No fim de semana de 23, 24 e 25 de novembro, o Fórum da Maia recebe um ciclo de fado, intitulado “Fado na Baixa”. Estes espetáculos terão lugar no Grande Auditório do Fórum, sempre às 21h30, e os bilhetes variam entre 5 e 8 euros.

Começa por se apresentar no dia 23, o projeto “Fado 1111”.
Inspirados pela tradição oral que dita ter sido 1111, o ano de nascimento de D. Afonso Henriques, e Guimarães a génese da nossa Portugalidade, nasceu o projeto “Fado 1111”, a partir da Associação Guimarães Fado e que se propõe representar os dois géneros possíveis do Fado (Coimbra & Lisboa), expondo de forma autentica e genuína, as suas fortes divergências de estilo, mas também os seus claros pontos de contacto.

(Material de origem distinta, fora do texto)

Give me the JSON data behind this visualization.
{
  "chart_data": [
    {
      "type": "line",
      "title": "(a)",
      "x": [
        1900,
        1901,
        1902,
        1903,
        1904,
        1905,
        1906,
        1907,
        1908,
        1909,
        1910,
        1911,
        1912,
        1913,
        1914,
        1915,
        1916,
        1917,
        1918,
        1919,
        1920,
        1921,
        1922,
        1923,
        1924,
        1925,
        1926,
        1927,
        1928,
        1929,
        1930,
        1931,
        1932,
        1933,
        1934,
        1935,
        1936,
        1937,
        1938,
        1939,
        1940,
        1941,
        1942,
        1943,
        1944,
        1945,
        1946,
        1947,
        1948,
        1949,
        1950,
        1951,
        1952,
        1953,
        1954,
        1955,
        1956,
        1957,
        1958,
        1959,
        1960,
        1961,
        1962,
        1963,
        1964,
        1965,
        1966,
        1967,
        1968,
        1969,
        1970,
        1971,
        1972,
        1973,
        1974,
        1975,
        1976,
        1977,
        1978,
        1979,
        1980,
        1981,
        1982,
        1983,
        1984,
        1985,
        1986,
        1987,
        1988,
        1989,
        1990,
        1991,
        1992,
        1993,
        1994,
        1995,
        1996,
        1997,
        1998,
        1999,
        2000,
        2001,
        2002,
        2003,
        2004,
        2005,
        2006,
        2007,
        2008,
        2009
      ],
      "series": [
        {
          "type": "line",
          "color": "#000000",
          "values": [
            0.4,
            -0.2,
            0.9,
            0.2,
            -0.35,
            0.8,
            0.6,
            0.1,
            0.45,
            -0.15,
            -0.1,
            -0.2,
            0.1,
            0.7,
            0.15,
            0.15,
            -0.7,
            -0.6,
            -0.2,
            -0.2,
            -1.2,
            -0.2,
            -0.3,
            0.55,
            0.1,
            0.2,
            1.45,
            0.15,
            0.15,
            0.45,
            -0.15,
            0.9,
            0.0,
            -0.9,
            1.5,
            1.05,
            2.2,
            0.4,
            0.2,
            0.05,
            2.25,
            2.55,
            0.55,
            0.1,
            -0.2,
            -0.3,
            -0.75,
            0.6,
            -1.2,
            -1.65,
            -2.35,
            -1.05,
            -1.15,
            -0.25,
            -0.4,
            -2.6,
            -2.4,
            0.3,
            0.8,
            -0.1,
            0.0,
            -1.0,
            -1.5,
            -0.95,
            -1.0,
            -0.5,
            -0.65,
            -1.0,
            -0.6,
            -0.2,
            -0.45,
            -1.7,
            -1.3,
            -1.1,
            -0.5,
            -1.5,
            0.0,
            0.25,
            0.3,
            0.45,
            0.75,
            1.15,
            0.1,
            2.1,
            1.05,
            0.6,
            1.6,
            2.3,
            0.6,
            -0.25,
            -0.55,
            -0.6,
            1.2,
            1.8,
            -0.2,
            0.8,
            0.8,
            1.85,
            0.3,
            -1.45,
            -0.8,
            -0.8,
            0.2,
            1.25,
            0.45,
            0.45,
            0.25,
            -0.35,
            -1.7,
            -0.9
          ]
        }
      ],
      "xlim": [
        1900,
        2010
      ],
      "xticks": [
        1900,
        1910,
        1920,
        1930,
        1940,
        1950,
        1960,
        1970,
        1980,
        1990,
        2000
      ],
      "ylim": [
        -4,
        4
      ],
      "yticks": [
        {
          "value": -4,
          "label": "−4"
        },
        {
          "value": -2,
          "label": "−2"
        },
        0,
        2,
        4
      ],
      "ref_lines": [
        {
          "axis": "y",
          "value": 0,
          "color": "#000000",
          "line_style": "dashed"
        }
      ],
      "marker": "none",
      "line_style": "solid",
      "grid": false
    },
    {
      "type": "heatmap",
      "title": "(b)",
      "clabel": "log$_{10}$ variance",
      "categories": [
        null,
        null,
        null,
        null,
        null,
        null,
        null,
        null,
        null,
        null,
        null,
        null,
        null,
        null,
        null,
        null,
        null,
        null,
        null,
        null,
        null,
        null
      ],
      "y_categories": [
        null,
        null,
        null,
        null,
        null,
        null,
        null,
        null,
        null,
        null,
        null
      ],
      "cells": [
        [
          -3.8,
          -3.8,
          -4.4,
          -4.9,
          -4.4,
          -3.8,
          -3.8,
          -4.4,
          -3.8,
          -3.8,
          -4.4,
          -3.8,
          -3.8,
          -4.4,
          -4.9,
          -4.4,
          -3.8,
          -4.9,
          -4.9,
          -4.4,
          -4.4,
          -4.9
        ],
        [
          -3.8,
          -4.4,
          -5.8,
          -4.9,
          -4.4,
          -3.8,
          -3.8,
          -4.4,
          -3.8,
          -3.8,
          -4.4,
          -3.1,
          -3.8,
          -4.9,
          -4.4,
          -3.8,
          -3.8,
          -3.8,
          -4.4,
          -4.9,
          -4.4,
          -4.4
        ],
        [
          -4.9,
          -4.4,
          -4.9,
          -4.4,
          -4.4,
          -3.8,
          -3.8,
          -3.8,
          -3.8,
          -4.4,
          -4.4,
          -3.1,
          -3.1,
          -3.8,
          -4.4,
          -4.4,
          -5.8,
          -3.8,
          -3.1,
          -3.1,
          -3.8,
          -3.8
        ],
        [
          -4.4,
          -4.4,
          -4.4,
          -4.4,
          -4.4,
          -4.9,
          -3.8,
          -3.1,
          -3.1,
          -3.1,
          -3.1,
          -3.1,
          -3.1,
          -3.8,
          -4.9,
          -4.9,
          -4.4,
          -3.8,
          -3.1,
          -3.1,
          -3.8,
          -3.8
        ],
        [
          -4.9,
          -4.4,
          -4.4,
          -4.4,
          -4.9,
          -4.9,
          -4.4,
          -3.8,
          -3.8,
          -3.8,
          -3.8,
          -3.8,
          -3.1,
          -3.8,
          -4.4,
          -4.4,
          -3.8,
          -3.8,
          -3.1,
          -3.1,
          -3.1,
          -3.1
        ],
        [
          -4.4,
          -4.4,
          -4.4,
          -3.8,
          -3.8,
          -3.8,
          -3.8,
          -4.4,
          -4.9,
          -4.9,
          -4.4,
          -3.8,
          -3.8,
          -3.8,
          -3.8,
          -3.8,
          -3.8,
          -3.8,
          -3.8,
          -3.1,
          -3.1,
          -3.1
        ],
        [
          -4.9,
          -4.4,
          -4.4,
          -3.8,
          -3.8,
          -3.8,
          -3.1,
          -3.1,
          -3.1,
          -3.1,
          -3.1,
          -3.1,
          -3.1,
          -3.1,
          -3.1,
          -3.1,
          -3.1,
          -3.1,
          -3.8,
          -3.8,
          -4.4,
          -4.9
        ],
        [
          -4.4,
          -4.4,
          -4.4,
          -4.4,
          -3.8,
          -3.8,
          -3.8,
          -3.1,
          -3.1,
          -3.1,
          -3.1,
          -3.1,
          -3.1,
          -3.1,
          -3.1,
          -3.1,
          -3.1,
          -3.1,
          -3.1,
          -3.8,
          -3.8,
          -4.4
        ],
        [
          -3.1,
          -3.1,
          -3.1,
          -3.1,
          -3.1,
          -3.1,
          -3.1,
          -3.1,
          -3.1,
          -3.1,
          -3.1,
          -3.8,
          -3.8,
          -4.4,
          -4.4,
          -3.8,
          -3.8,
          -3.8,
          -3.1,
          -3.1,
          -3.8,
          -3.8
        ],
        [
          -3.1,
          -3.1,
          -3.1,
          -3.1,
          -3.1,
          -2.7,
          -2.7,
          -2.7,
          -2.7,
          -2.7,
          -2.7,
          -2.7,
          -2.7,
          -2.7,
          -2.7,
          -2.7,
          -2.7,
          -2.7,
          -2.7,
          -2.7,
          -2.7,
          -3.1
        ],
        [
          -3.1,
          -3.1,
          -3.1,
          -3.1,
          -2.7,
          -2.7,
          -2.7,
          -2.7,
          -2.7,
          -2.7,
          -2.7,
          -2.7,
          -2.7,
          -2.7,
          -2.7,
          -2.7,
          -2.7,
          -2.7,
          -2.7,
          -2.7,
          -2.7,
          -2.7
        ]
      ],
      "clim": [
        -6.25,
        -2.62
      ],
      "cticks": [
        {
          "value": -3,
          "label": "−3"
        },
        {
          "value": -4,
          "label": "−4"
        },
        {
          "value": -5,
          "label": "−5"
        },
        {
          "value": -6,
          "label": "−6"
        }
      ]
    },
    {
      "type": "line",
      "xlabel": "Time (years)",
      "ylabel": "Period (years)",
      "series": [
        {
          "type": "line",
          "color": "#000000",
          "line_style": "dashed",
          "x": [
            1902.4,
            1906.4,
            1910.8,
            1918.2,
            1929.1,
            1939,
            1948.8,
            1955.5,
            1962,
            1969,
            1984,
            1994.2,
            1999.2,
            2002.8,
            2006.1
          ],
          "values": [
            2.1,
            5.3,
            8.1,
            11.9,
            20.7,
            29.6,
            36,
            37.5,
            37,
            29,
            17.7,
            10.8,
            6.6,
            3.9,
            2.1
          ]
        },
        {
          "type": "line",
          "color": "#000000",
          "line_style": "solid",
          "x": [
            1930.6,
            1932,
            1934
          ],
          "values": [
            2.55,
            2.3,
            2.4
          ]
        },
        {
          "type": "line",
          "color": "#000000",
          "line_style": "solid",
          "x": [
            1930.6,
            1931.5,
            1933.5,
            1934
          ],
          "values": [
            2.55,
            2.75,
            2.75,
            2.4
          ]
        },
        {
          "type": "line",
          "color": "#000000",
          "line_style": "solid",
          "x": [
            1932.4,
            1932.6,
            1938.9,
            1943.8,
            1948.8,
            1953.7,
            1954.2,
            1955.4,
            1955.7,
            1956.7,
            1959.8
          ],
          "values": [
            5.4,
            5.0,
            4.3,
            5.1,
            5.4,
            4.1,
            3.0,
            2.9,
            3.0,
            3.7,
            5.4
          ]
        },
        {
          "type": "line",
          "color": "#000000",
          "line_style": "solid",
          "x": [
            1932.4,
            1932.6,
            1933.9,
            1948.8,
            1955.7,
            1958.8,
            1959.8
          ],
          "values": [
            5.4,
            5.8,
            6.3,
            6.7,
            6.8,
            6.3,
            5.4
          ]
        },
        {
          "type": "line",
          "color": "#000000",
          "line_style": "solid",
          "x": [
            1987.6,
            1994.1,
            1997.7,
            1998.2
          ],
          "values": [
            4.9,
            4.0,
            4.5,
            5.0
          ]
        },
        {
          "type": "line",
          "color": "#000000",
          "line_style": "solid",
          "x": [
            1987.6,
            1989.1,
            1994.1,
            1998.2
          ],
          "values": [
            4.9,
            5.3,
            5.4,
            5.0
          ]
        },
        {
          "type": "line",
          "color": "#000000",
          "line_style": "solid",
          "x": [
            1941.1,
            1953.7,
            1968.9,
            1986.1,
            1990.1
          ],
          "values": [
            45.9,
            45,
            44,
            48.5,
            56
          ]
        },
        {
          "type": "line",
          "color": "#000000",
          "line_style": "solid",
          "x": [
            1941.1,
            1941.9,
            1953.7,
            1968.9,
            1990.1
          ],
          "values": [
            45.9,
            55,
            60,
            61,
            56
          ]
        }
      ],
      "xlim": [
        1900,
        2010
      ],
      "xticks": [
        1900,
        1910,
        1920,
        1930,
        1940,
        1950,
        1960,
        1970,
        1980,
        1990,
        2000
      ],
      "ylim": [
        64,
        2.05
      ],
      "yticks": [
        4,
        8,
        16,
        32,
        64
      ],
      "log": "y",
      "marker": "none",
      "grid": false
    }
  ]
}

Pautando-se por óbvios critérios de rigor estético e qualidade musical desde a sua fundação (Agosto 2014), este grupo possui já uma assinalável expressão a norte de Portugal e Galiza.

No 1º trimestre de 2018, o projeto “Fado 1111” editará o seu primeiro trabalho discográfico.

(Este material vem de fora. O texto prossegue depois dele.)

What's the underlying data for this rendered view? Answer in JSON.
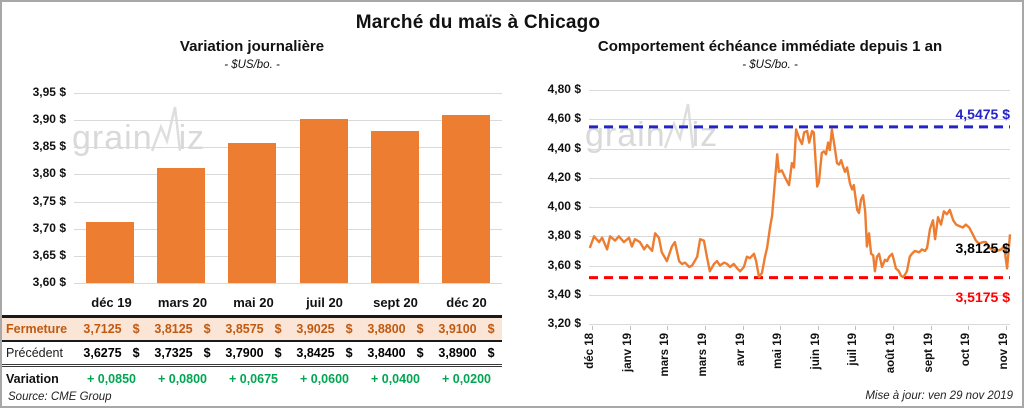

O “Fado 1111” é composto por: Abílio Godinho – Guitarra Portuguesa (Estilo Lisboa); Joana Silva – Fadista; João Cardoso – Viola de Fado; Luís Teixeira de Campos – Cantor & Guitarra Portuguesa (Estilo Coimbra).

No dia seguinte, a 24, o “Fado Consentido” sobe ao palco, com: Raquel Castro – Voz; Paulo Sousa – Guitarra Clássica; Manuel Soares – Guitarra Portuguesa; Rui Reis – Viola Baixo; José Flávio Martins – Percussão.

«Porque o Fado é livre, é Poesia, é sentimento interior, é nosso é Lusitano, sentimos Fado e consentimos que ele voe também na fusão musical», refere o grupo.

No dia 25, é a vez da noite dedicada ao “Fado na Baixa”. Ao som da obra de José Afonso, Luiz Goes, Carlos Paredes e Artur Paredes, entre muitos outros, o “Fado na Baixa” promove, neste espetáculo dedicado à Guitarra Portuguesa e ao Fado de Coimbra, uma curta viagem pela origem, evolução e consagração da canção coimbrã.

Creditados músicos e intérpretes do Norte, com anos de palcos nacionais e internacionais, asseguram a interpretação ao vivo dos temas, que intercalam com breves interações com o público, que fica a perceber as motivações, o requinte, a poética e o lugar da canção coimbrã nesta forma de arte muito própria do povo português.